The MWRD is committed to incorporating diversity, equity, inclusion, and justice (DEIJ) principals in all decision making, planning, policy making, programs and activities, and in the execution of administrative processes. A commitment to DEIJ principles means valuing and celebrating our differences and seeking ways to create a welcoming environment that respects and embraces the experiences and contributions of every community and individual. DEIJ requires continuous introspection, commitment, and the development and implementation of policies that lead to effective actions yielding measurable results.
Environmental Justice at the MWRD
The MWRD is passionate about creating and sustaining an inclusive and equitable working environment, understanding that our differences strengthen our community. We understand that to serve effectively, we must strive for equity by providing access to opportunity for our employees, constituents, and community partners. This includes, but is not limited to, race, ethnicity, language, gender identity and expression, veteran status, national origin, sexual orientation, age, socioeconomic status, religion, and physical and mental abilities.
The MWRD’s commitment to diversity, equity, inclusion, and justice supports our core values of Excellence, Respect, Innovation, Safety, Equity, Diversity, and Accountability.
Diversity, Equity, Inclusion, and Justice Defined
The MWRD’s commitment to these principles means valuing and celebrating our differences and seeking ways to create a welcoming environment that respects and embraces the experiences and contributions of every community and individual.

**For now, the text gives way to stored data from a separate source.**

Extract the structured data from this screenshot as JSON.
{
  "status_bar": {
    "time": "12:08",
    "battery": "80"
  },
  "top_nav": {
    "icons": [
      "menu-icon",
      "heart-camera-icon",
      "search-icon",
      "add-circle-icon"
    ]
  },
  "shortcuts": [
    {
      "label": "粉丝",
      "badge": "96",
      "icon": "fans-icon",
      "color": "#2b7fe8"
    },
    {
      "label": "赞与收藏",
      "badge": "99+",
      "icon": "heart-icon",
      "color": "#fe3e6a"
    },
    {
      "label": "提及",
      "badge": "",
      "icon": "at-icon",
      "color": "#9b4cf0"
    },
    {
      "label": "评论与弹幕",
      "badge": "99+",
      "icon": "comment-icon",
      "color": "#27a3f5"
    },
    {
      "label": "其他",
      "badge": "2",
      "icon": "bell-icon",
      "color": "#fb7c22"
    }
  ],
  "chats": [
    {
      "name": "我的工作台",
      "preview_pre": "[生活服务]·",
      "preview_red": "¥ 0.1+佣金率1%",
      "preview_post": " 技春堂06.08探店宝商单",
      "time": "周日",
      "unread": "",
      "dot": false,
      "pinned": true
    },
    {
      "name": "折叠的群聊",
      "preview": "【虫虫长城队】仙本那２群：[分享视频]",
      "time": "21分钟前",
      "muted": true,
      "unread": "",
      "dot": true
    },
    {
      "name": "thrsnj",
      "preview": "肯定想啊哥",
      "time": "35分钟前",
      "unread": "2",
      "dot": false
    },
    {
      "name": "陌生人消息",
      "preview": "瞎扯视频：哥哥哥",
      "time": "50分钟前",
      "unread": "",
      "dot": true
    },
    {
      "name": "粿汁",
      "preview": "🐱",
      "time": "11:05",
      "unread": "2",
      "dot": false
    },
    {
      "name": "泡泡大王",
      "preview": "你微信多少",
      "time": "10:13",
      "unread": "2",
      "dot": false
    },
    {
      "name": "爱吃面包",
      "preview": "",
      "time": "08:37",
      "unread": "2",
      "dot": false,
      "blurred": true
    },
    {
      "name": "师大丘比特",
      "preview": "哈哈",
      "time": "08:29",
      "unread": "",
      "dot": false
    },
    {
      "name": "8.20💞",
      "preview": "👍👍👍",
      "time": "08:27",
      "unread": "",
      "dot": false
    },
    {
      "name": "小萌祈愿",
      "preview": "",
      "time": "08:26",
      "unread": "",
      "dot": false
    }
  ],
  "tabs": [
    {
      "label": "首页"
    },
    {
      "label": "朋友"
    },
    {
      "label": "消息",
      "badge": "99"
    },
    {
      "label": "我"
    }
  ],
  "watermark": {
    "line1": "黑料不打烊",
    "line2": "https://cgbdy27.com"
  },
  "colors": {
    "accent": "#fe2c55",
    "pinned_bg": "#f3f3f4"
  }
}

DEIJ requires continuous introspection, commitment, and the development and implementation of policies that lead to effective actions yielding measurable results.
- Diversity: The representation of different and unique identities, backgrounds, characteristics, experiences, and perspectives.
- Equity: Providing everyone with the tools they need to succeed by ensuring access, resources, and opportunities for all; especially for those who are underrepresented and have been historically underserved and disadvantaged.
- Inclusion: Inclusion is the practice of ensuring that people feel a sense of belonging and support from the organization and are provided an opportunity to contribute their talents to fulfilment of the MWRD’s mission. This is achieved by creating an ethical, tolerant, and respectful environment and culture in which differences are acknowledged and celebrated.
- Justice: The ethical, philosophical idea that people are to be treated impartially, fairly, properly, and reasonably to ensure that no harm befalls another, and that where harm is alleged, action is taken to remedy the injustice.
EJ In Action
Community Partnership Councils
In support of our Strategic Plan, Community Partnership Councils were developed to encourage public involvement. The first council was established around the Calumet Water Reclamation Plant; our oldest treatment facility and located in historically under-resourced communities. EJ is looking forward to establishing councils surrounding our other facilities.
MWRD EJ staff attends quarterly watershed planning council meetings for Little Calumet River, Calumet Sag Chanel, North Branch of Chicago River, Lower Des Plaines, and Poplar Creek & Upper Salt Creek.
MWRD EJ is assisting community members and municipalities identify projects that may be eligible for participation in Green Infrastructure projects. The Water Environment Foundation Students and Young Professionals Community led a recent partnership with MWRD to construct a rain garden at O.A. Thorp Scholastic Academy.
History & Hope/Pullman Partnership
MWRD EJ participated in History & Hope, an 8-week environmental justice program for teenagers facilitated and led by Pullman National Historical Park. The program educated youth from Chicago's most challenged communities on best practices to adapt and build resilience to climate change.